After the 1991 eruption, the previously nomadic indigenous people have resettled around Zambales province—many through the help of various organizations, including the Rotary Club of Makati North. That club donated several hectares in Botolan, where the Aetas now plant crops and fruit trees today.
And this morning, the National Commission on Indigenous Peoples was to formally hand over the Certificate of Ancestral Domain Title (CADT) covering the entirety of Mount Pinatubo, including the 3-kilometer wide crater lake, to Aeta tribe leaders led by chieftain Carlito Domulot, also chairman of the Lubos ng Alyansa ng mga Katutubong Ayta sa Sambales (Lakas).
“Finally, our prayer to ‘Apo Namalyari’ has been answered,” Domulot told The Manila Times, referring to their deity.
He added that their ancestors have fought for this even before the time of the late President Ferdinand Marcos.
The total area they were granted is 15,984 hectares, which will be shared by the thousands left of the four tribes. Many others have left, assimilated into other communities.
The ancestral domain title covers the villages of Burgos, Villar, Moraza and Belbel in Botolan and portions of the towns of Cabangan, San Felipe and San Marcelino—all in Zambales, north of Manila.
Peace of mind
Chieftain Domulot said that he was looking forward to having peace of mind, because having the land title will protect them from others—including foreigners—from exploiting their land without compensation to the indigenous tribes.
He added that in the past, the Aetas had to contend with mining companies, loggers, and recently with tourists who earn from Mount Pinatubo but do not compensate the local tribes.
The Pinatubo, according to several exploration studies conducted by the government and foreign and local investors, are believed to be rich in white gold, nickel and chromate.
According to laws on indigenous peoples, ancestral domains are lands and natural resources occupied or possessed continuously by indigenous communities in accordance with their customs and traditions since time immemorial. This means that the Aetas had to establish that they have been living at Mount Pinatubo even before the Spaniards landed in the Philippines.
The laws also provide that the indigenous peoples have the legal right to collectively possess and to enjoy the land and its natural resources to the exclusion of others.
Ancestral domain titles are not awarded to an individual or corporation, rather to a certain community or indigenous group.
Excited about farming
Tubag Jugatan, a 29-year-old Aeta, told The Times that he was looking forward to returning to Mount Pinatubo, adding that he plans to plant vegetables and fruit trees and sell the produce to local markets.

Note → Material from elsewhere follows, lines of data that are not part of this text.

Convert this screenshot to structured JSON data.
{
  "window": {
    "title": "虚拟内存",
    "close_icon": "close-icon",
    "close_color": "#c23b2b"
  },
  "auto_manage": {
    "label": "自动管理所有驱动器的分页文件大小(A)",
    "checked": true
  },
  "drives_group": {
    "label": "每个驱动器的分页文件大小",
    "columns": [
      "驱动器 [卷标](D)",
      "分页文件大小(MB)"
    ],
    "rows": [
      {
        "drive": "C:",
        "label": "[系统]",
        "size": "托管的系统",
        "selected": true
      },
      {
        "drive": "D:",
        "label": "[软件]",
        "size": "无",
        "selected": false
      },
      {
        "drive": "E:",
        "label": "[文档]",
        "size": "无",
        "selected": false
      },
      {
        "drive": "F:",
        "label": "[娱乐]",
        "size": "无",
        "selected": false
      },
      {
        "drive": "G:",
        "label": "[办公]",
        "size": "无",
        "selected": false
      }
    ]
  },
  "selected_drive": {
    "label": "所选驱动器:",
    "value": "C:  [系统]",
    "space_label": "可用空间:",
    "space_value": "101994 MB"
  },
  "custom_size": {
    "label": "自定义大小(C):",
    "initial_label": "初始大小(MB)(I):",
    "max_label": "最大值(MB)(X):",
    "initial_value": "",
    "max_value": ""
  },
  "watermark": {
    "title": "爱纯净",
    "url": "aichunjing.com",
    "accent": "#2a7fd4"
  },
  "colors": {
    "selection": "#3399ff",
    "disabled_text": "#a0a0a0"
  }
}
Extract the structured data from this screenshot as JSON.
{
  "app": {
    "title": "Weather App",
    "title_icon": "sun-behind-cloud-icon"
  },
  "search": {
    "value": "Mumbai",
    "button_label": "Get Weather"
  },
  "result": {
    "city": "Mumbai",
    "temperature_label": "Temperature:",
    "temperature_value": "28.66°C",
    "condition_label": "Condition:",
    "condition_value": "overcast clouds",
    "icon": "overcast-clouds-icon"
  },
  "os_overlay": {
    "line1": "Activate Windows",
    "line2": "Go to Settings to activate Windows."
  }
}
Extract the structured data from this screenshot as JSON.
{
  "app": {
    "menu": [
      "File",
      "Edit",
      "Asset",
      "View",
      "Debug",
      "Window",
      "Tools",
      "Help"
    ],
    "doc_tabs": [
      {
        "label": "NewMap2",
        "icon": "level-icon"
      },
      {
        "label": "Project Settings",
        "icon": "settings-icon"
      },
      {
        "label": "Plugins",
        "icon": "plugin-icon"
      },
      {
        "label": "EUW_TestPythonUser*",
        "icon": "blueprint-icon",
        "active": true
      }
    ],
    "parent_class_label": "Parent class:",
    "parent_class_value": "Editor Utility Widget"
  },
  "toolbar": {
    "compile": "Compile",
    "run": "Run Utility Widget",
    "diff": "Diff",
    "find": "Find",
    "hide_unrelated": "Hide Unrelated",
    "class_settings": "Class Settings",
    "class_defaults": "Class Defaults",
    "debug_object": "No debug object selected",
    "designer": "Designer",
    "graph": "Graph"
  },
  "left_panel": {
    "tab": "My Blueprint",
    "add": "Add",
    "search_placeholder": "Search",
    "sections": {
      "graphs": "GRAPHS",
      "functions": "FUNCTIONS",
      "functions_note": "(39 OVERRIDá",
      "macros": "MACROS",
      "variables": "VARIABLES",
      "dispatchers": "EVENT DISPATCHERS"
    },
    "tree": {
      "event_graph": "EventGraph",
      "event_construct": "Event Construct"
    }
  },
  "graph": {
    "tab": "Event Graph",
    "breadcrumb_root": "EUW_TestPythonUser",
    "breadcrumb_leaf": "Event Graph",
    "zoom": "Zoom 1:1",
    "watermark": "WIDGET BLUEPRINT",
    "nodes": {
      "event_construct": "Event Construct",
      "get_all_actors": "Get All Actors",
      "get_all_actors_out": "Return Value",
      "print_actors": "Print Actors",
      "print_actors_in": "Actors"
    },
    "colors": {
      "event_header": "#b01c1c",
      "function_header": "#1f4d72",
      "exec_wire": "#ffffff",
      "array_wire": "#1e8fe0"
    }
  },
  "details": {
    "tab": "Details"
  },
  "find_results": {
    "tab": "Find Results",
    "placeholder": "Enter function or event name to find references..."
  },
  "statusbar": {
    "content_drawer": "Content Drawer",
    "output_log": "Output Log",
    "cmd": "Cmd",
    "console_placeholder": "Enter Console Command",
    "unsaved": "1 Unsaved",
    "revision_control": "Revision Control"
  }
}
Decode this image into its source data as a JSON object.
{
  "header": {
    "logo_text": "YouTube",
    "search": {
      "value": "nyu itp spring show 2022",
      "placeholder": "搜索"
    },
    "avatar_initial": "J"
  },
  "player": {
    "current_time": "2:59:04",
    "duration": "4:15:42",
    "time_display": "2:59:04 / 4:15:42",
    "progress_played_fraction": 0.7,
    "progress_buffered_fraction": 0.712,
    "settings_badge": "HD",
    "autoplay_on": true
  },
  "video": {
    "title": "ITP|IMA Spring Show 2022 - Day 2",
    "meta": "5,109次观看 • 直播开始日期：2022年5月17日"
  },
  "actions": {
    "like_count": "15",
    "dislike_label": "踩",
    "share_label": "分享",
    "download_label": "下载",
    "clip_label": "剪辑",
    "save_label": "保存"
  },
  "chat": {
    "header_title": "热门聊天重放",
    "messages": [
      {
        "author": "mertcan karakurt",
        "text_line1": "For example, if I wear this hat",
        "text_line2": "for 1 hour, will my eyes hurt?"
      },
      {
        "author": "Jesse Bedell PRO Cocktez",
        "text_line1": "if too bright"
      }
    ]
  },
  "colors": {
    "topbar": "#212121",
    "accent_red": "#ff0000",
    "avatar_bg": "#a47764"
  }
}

In meantime, though, he has to stay in Mambog village, Bihawo (nearly 50 kilometers from the volcano), because his 5-year-old attends school there. Jugatan added that he hoped that a school would be established near Mount Pinatubo so his whole family could move back for good.
To make life sustainable around the volcano, he said that the Aetas have all agreed to conduct “forest rehabilitation,” since the eruption in 1991 and unabated mining and logging have devastated the land where they derive their livelihood.
Jugatan said that they have studied the situation and have development a plan—each of them planting 200 trees a day. He added that this was their commitment to their descendants and most of all to “Apo Namalyari.”
Protecting their culture
For Letty Gomez, 48, thoughts about going home give her encouragement about preserving their culture and heritage. She is chairman of the “Paaralan ng mga Aytas sa Zambales” (School of the Aetas in Zambales) and leader of “Kababaihan ng mga Ayta” (Women of the Aetas).
She told The Times that they conduct theater plays not just for tourists but also for their fellow Aetas, particularly the younger ones, so that they will not forget their roots and their way of life.
When they go home, she said that younger Aetas would appreciate those programs more, because rather than seeing the acts on stage, they would actually be living in that environment.
Noel Dumulot, a fourth-year law student at Ramon Magsaysay Technical University, said that having the land title was just the beginning of their bright future.
He is among Aetas who received scholarships from the Rotary Club of Makati North, which is now helping provide sustainable livelihood programs.
He also told The Times that they were not worried about Pinatubo erupting again, adding that they have strong faith that their “Apo Namalyari” will not forsake them.